DC Checkpoints Ruled Unconstitutional... Implications for Fairfax Checkpoints?
I thought this was interesting... not sure if this can relate to FCPD sobriety checkpoints or not. In this cases the police would deny passage on the roadway to some if the citizen did not give a good enough reason to be in the area, so that is a key difference.
http://www.washingtonpost.com/wp-dyn/content/article/2009/07/10/AR2009071002750.html?hpid=topnews
In part...
Court Condemns D.C. Roadblocks
Police Action in '08 Ruled Unconstitutional
By Maria Glod
Washington Post Staff Writer
Saturday, July 11, 2009
A federal appeals court ruled yesterday that checkpoints set up by District police in neighborhoods beset by violence are unconstitutional, effectively ending a crime-fighting tactic that officials say was used in only the most dire circumstances to protect residents.
In a strongly worded opinion, the U.S. Court of Appeals for the D.C. Circuit condemned the roadblocks, which police used last summer in the city's Trinidad neighborhood in Northeast Washington.

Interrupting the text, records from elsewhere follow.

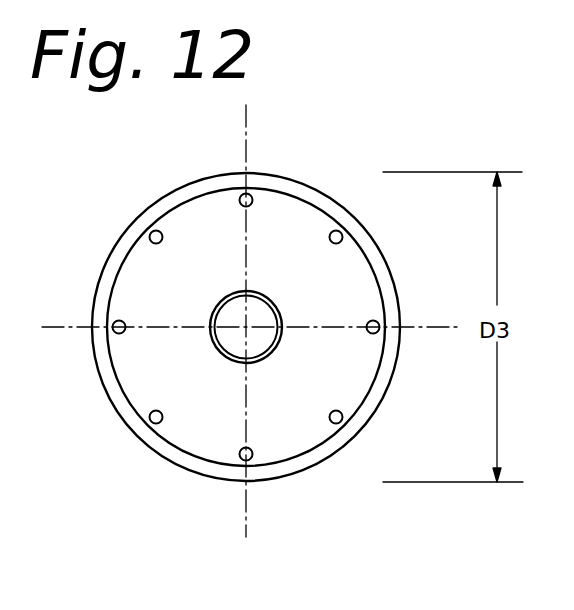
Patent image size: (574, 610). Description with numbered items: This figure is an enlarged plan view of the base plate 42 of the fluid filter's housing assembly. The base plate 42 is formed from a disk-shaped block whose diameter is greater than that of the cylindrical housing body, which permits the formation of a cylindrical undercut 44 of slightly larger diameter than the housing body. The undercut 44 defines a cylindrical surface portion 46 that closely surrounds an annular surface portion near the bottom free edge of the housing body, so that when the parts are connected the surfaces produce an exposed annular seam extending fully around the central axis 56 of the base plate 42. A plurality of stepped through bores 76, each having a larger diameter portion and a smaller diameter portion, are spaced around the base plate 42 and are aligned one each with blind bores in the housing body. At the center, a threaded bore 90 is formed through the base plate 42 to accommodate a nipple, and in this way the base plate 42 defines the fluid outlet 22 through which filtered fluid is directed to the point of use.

The fluid outlet 22 is at (224, 348).
The base plate 42 is at (381, 400).
The cylindrical undercut 44 is at (337, 282).
The cylindrical surface portion 46 is at (298, 209).
The central axis 56 is at (246, 327).
The stepped through bores 76 is at (244, 207).
The bore 90 is at (252, 302).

The checkpoints, which have not been used in about a year, were a response to a spate of shootings, including a triple homicide.
"It cannot be gainsaid that citizens have a right to drive upon the public streets of the District of Columbia or any other city absent a constitutionally sound reason for limiting their access," Chief Judge David B. Sentelle wrote for a three-judge panel. "It is apparent that appellants' constitutional rights are violated."
With homicides and other crimes on the decline, officers said they had no plans to set up more roadblocks. But D.C. Attorney General Peter Nickles said that officers would work to find a "more creative way to deal with very unusual circumstances that is consistent with the Fourth Amendment," which protects against unreasonable search and seizure.
Mara Verheyden-Hilliard, an attorney for the Partnership for Civil Justice, which sued the District on behalf of four residents, hailed the ruling as a victory for law-abiding drivers who were questioned at checkpoints. In an effort to quell a series of shootings, drivers were forced to stop at roadblocks and were asked whether they had a "legitimate" reason to be there. Some were denied passage.